De pronto se veía un hombre
hecho y derecho, al frente de una tropa de mercenarios. Atravesaba ciudades,
campos, viñedos. Un silencio de pasmo y de terror los flanqueaba. Oía a sus
espaldas el temeroso bisbiseo de la villanía: Ecco l'Impunito, ecco
l'Impunito! Con secreto regocijo, con secreta angustia, pensaba que todo se
lo debía a su feroz cicatriz, pero que si el engaño era descubierto lo
aguardaba un destino ominoso, las befas, el desprecio, sin duda la muerte. A
ratos sentía la tentación de espiar hacia uno y otro costado a ver si entre la
turba de campesinos o semioculto detrás de un árbol algún débil muchachito lo
estaba mirando. Entonces lo habría llamado, le habría revelado, a él solo, sin
que nadie lo oyese, la verdad de la mentira de su cicatriz, le habría dicho: Ve,
hazte tatuar una herida como la mía y estarás a salvo. Pero enseguida se
arrepentía y seguía adelante sin volver la cabeza, porque no podía defraudar a
ese muchachito, si en verdad existía y estaba allí, porque él debía ser, para
el muchachito, la misma figura implacable y abismal, que no condesciende
siquiera a una mirada de soslayo, que el condottiero había sido para él.
Después llegaba con sus
mercenarios a un pequeño valle surcado por un río. Y de golpe, entre los
árboles, brotaban soldados como hormigas, y él experimentaba una angustia tan
intensa que Ascanio Baielli despertó.
L'Impunito. ¿ Dónde
había oído antes, dónde había leído ese nombre? Consultó diccionarios,
enciclopedias, libros de historia. En los Saggi sopra il secolo XVI, de
César Cantú, halló este párrafo: "En 1587 el grueso de las tropas papistas
fue diezmado por los imperiales en una emboscada que le tendieron el los
alrededores de Valderrosa. Pero más que la sorpresa, lo que desconcertó a los
soldados de Adriano VII fue la increíble conducta de su jefe, Giambattista
Crispi, llamado l'Impunito, que sin oponer la menor resistencia se dejó
matar por un oscuro condottiero enemigo, un viejo que a la sazón contaba
más de setenta años.

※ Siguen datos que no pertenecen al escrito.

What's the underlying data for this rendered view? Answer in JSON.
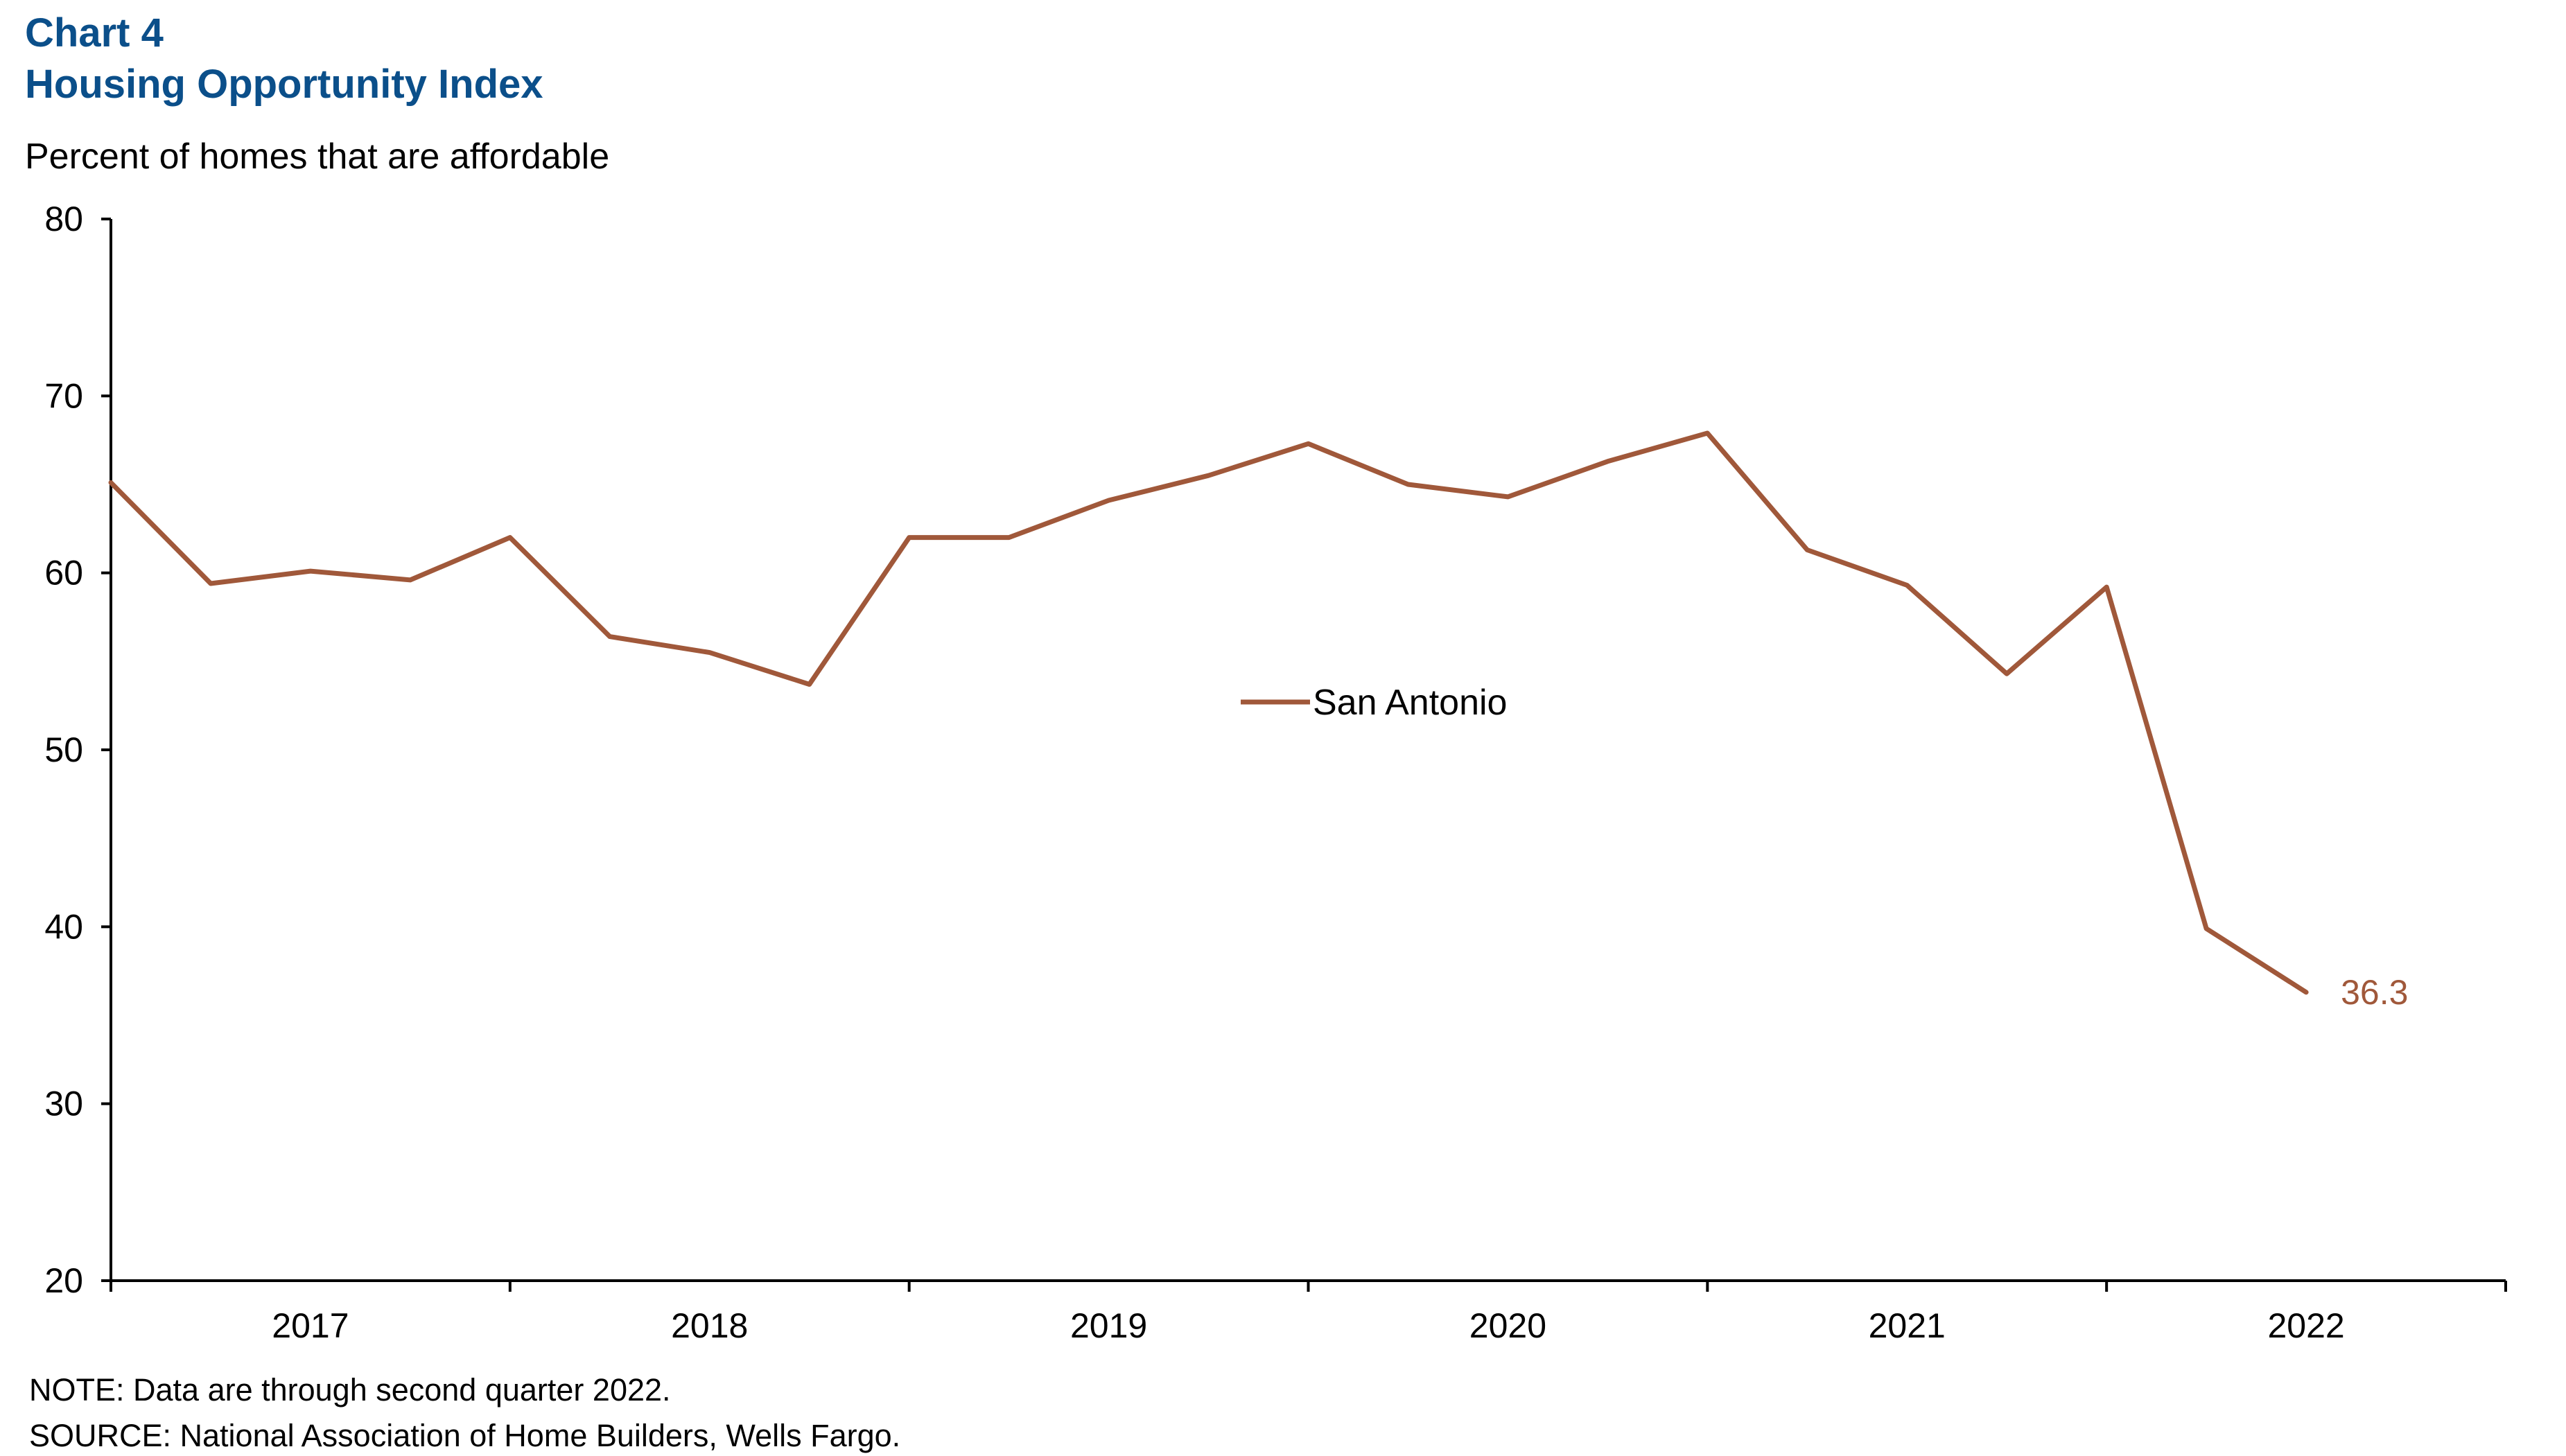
{
  "header": {
    "chart_number": "Chart 4",
    "title": "Housing Opportunity Index",
    "y_axis_label": "Percent of homes that are affordable"
  },
  "footer": {
    "note": "NOTE: Data are through second quarter 2022.",
    "source": "SOURCE: National Association of Home Builders, Wells Fargo."
  },
  "colors": {
    "title": "#0b4f8a",
    "series": "#a0583a",
    "axis": "#000000"
  },
  "chart_data": {
    "type": "line",
    "title": "Housing Opportunity Index",
    "ylabel": "Percent of homes that are affordable",
    "xlabel": "",
    "ylim": [
      20,
      80
    ],
    "yticks": [
      20,
      30,
      40,
      50,
      60,
      70,
      80
    ],
    "x_year_labels": [
      "2017",
      "2018",
      "2019",
      "2020",
      "2021",
      "2022"
    ],
    "x_range": [
      "2016Q4",
      "2022Q4"
    ],
    "grid": false,
    "legend_position": "center",
    "x": [
      "2016Q4",
      "2017Q1",
      "2017Q2",
      "2017Q3",
      "2017Q4",
      "2018Q1",
      "2018Q2",
      "2018Q3",
      "2018Q4",
      "2019Q1",
      "2019Q2",
      "2019Q3",
      "2019Q4",
      "2020Q1",
      "2020Q2",
      "2020Q3",
      "2020Q4",
      "2021Q1",
      "2021Q2",
      "2021Q3",
      "2021Q4",
      "2022Q1",
      "2022Q2"
    ],
    "series": [
      {
        "name": "San Antonio",
        "values": [
          65.1,
          59.4,
          60.1,
          59.6,
          62.0,
          56.4,
          55.5,
          53.7,
          62.0,
          62.0,
          64.1,
          65.5,
          67.3,
          65.0,
          64.3,
          66.3,
          67.9,
          61.3,
          59.3,
          54.3,
          59.2,
          39.9,
          36.3
        ]
      }
    ],
    "annotations": [
      {
        "text": "36.3",
        "x": "2022Q2",
        "y": 36.3
      }
    ]
  }
}
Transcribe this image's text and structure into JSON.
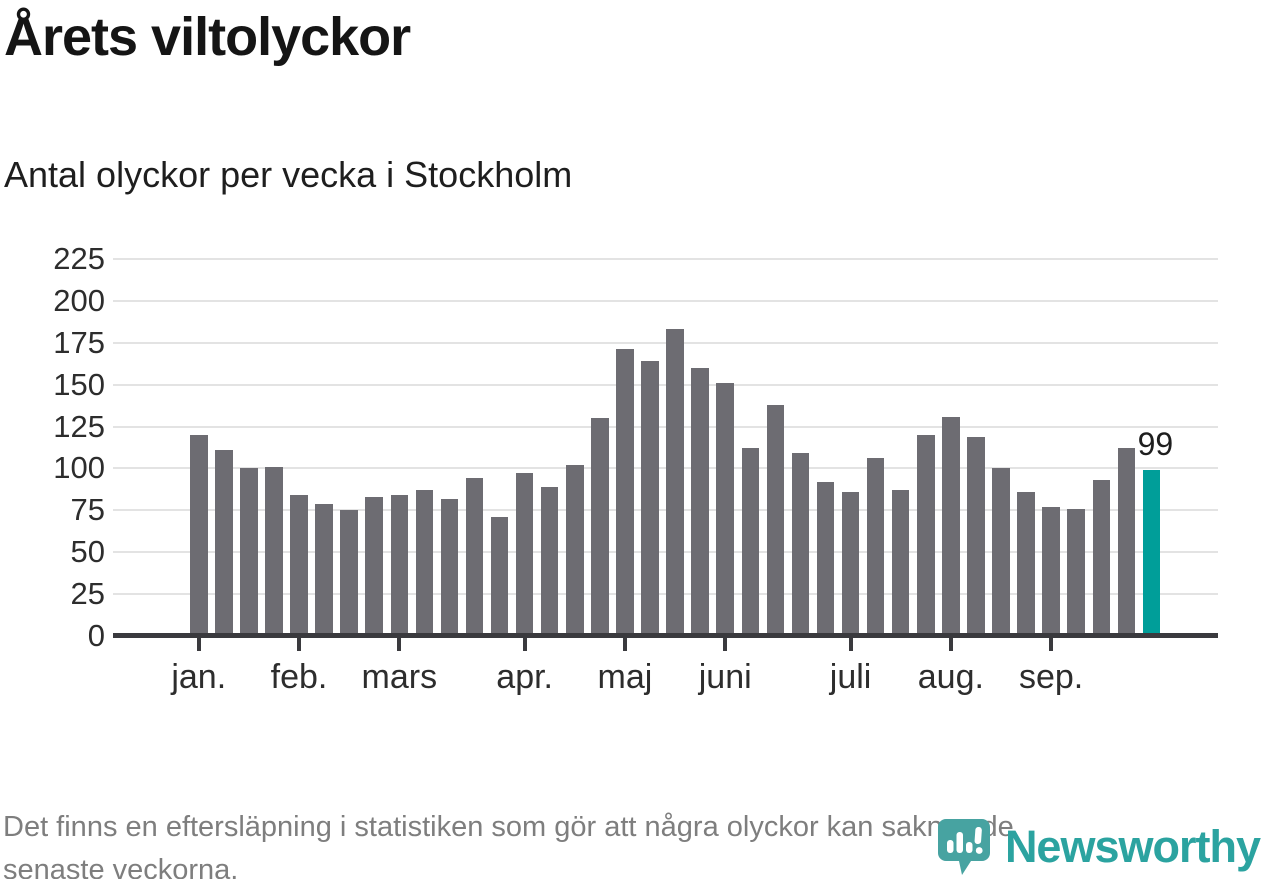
{
  "header": {
    "title": "Årets viltolyckor",
    "subtitle": "Antal olyckor per vecka i Stockholm"
  },
  "chart_data": {
    "type": "bar",
    "xlabel": "",
    "ylabel": "",
    "x_unit": "vecka",
    "x": [
      1,
      2,
      3,
      4,
      5,
      6,
      7,
      8,
      9,
      10,
      11,
      12,
      13,
      14,
      15,
      16,
      17,
      18,
      19,
      20,
      21,
      22,
      23,
      24,
      25,
      26,
      27,
      28,
      29,
      30,
      31,
      32,
      33,
      34,
      35,
      36,
      37,
      38,
      39
    ],
    "values": [
      120,
      111,
      100,
      101,
      84,
      79,
      75,
      83,
      84,
      87,
      82,
      94,
      71,
      97,
      89,
      102,
      130,
      171,
      164,
      183,
      160,
      151,
      112,
      138,
      109,
      92,
      86,
      106,
      87,
      120,
      131,
      119,
      100,
      86,
      77,
      76,
      93,
      112,
      99
    ],
    "highlight_index": 38,
    "highlight_label": "99",
    "bar_color": "#6d6c72",
    "highlight_color": "#009e99",
    "grid": true,
    "gridline_color": "#e3e3e3",
    "axis_color": "#3a3a3e",
    "ylim": [
      0,
      225
    ],
    "yticks": [
      0,
      25,
      50,
      75,
      100,
      125,
      150,
      175,
      200,
      225
    ],
    "months": [
      {
        "label": "jan.",
        "week": 1
      },
      {
        "label": "feb.",
        "week": 5
      },
      {
        "label": "mars",
        "week": 9
      },
      {
        "label": "apr.",
        "week": 14
      },
      {
        "label": "maj",
        "week": 18
      },
      {
        "label": "juni",
        "week": 22
      },
      {
        "label": "juli",
        "week": 27
      },
      {
        "label": "aug.",
        "week": 31
      },
      {
        "label": "sep.",
        "week": 35
      }
    ]
  },
  "footer": {
    "note_line1": "Det finns en eftersläpning i statistiken som gör att några olyckor kan saknas de",
    "note_line2": "senaste veckorna.",
    "logo_text": "Newsworthy",
    "logo_icon": "bar-chart-speech-bubble-icon",
    "logo_color": "#2ba3a0"
  }
}
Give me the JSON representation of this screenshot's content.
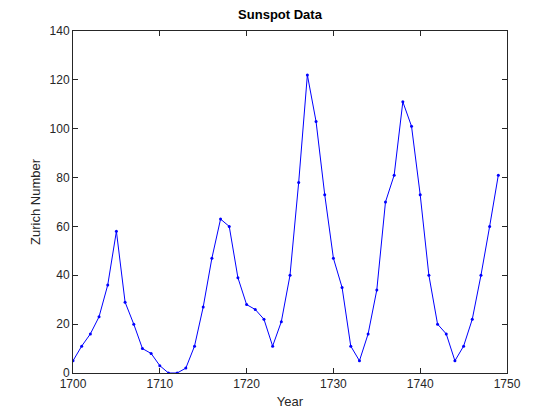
{
  "chart_data": {
    "type": "line",
    "title": "Sunspot Data",
    "x_label": "Year",
    "y_label": "Zurich Number",
    "x": [
      1700,
      1701,
      1702,
      1703,
      1704,
      1705,
      1706,
      1707,
      1708,
      1709,
      1710,
      1711,
      1712,
      1713,
      1714,
      1715,
      1716,
      1717,
      1718,
      1719,
      1720,
      1721,
      1722,
      1723,
      1724,
      1725,
      1726,
      1727,
      1728,
      1729,
      1730,
      1731,
      1732,
      1733,
      1734,
      1735,
      1736,
      1737,
      1738,
      1739,
      1740,
      1741,
      1742,
      1743,
      1744,
      1745,
      1746,
      1747,
      1748,
      1749
    ],
    "values": [
      5,
      11,
      16,
      23,
      36,
      58,
      29,
      20,
      10,
      8,
      3,
      0,
      0,
      2,
      11,
      27,
      47,
      63,
      60,
      39,
      28,
      26,
      22,
      11,
      21,
      40,
      78,
      122,
      103,
      73,
      47,
      35,
      11,
      5,
      16,
      34,
      70,
      81,
      111,
      101,
      73,
      40,
      20,
      16,
      5,
      11,
      22,
      40,
      60,
      81
    ],
    "color": "#0000ff",
    "marker": "point",
    "line_style": "solid",
    "xlim": [
      1700,
      1750
    ],
    "xticks": [
      1700,
      1710,
      1720,
      1730,
      1740,
      1750
    ],
    "ylim": [
      0,
      140
    ],
    "yticks": [
      0,
      20,
      40,
      60,
      80,
      100,
      120,
      140
    ],
    "grid": false
  }
}
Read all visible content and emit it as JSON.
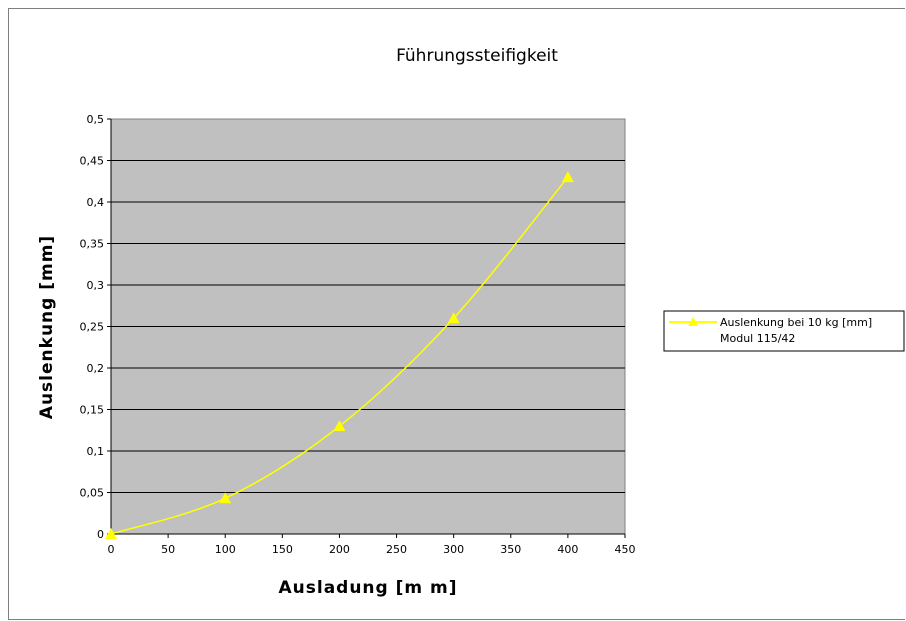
{
  "chart_data": {
    "type": "line",
    "title": "Führungssteifigkeit",
    "xlabel": "Ausladung [m m]",
    "ylabel": "Auslenkung [mm]",
    "xlim": [
      0,
      450
    ],
    "ylim": [
      0,
      0.5
    ],
    "x_ticks": [
      "0",
      "50",
      "100",
      "150",
      "200",
      "250",
      "300",
      "350",
      "400",
      "450"
    ],
    "y_ticks": [
      "0",
      "0,05",
      "0,1",
      "0,15",
      "0,2",
      "0,25",
      "0,3",
      "0,35",
      "0,4",
      "0,45",
      "0,5"
    ],
    "grid": "horizontal",
    "plot_background": "#c0c0c0",
    "legend_position": "right",
    "series": [
      {
        "name": "Auslenkung bei 10 kg [mm]",
        "name_line2": "Modul 115/42",
        "color": "#ffff00",
        "marker": "triangle",
        "x": [
          0,
          100,
          200,
          300,
          400
        ],
        "y": [
          0,
          0.043,
          0.13,
          0.26,
          0.43
        ]
      }
    ]
  }
}
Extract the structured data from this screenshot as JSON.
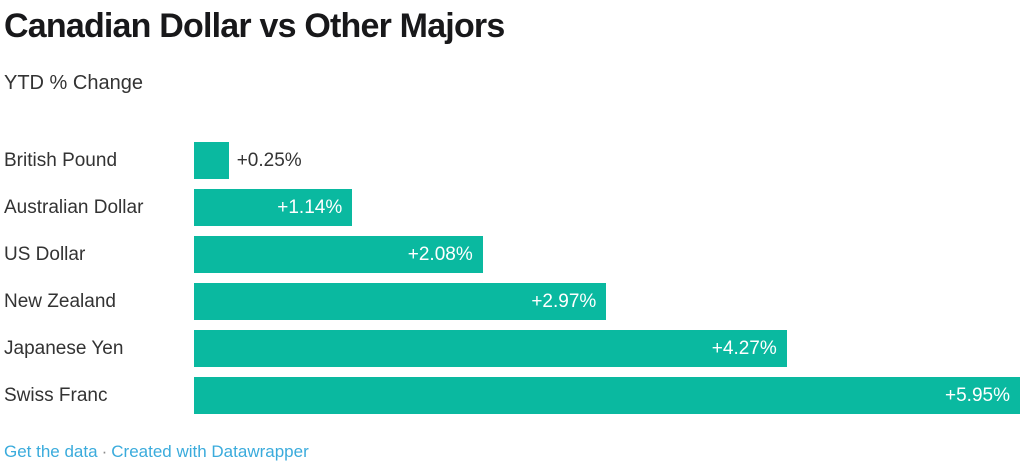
{
  "header": {
    "title": "Canadian Dollar vs Other Majors",
    "subtitle": "YTD % Change"
  },
  "chart_data": {
    "type": "bar",
    "orientation": "horizontal",
    "title": "Canadian Dollar vs Other Majors",
    "subtitle": "YTD % Change",
    "categories": [
      "British Pound",
      "Australian Dollar",
      "US Dollar",
      "New Zealand",
      "Japanese Yen",
      "Swiss Franc"
    ],
    "values": [
      0.25,
      1.14,
      2.08,
      2.97,
      4.27,
      5.95
    ],
    "value_labels": [
      "+0.25%",
      "+1.14%",
      "+2.08%",
      "+2.97%",
      "+4.27%",
      "+5.95%"
    ],
    "xlim": [
      0,
      5.95
    ],
    "bar_color": "#0ab9a0",
    "label_color_inside": "#ffffff",
    "label_color_outside": "#333333",
    "grid": false,
    "legend": false
  },
  "footer": {
    "get_data_label": "Get the data",
    "separator": "·",
    "attribution": "Created with Datawrapper",
    "link_color": "#3aabdc"
  }
}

El Papa, rabioso, atribuyó el inexplicable hecho a una
brujería, en tanto que los partidarios del Emperador de Alemania escupieron
sobre el nombre de un cobarde, lo que, frente a los antecedentes de l'Impunito,
pareció una fanfarronada injuriosa".
La noche del domingo,
Ascanio Baielli terminó su relato con estas palabras: "Tal vez nosotros
podamos conjeturar la verdad. El condottiero y Giambattista Crispi se
encontraron, se miraron. Cicatrices idénticas refulgían en sus rostros. Pero el
condottiero debió comprender enseguida que aquellas dos cicatrices no
podían ser reales, que una tenía que ser falsa, la copia de la verdadera. O
habrá sido l'Impunito el que sintió la vergüenza de esa confrontación,
el que entendió que su valor, como su cicatriz, podía engañar a los demás pero
no podía engañar al condottiero. Y convertido otra vez en un muchachito
débil y pusilánime, se habrá dejado matar por el único hombre que podía
matarlo. Y quien sepa hacerlo, que extraiga de esta historia la moraleja que yo
no me atrevo a añadirle".
La Bella Durmiente y el Príncipe
La Bella Durmiente cierra los ojos pero no
duerme. Está esperando al Príncipe. Y cuando lo oye acercarse simula un sueño
todavía más profundo. Nadie se lo ha dicho pero ella lo sabe. Sabe que ningún
príncipe pasa junto a una mujer que tenga los ojos bien abiertos.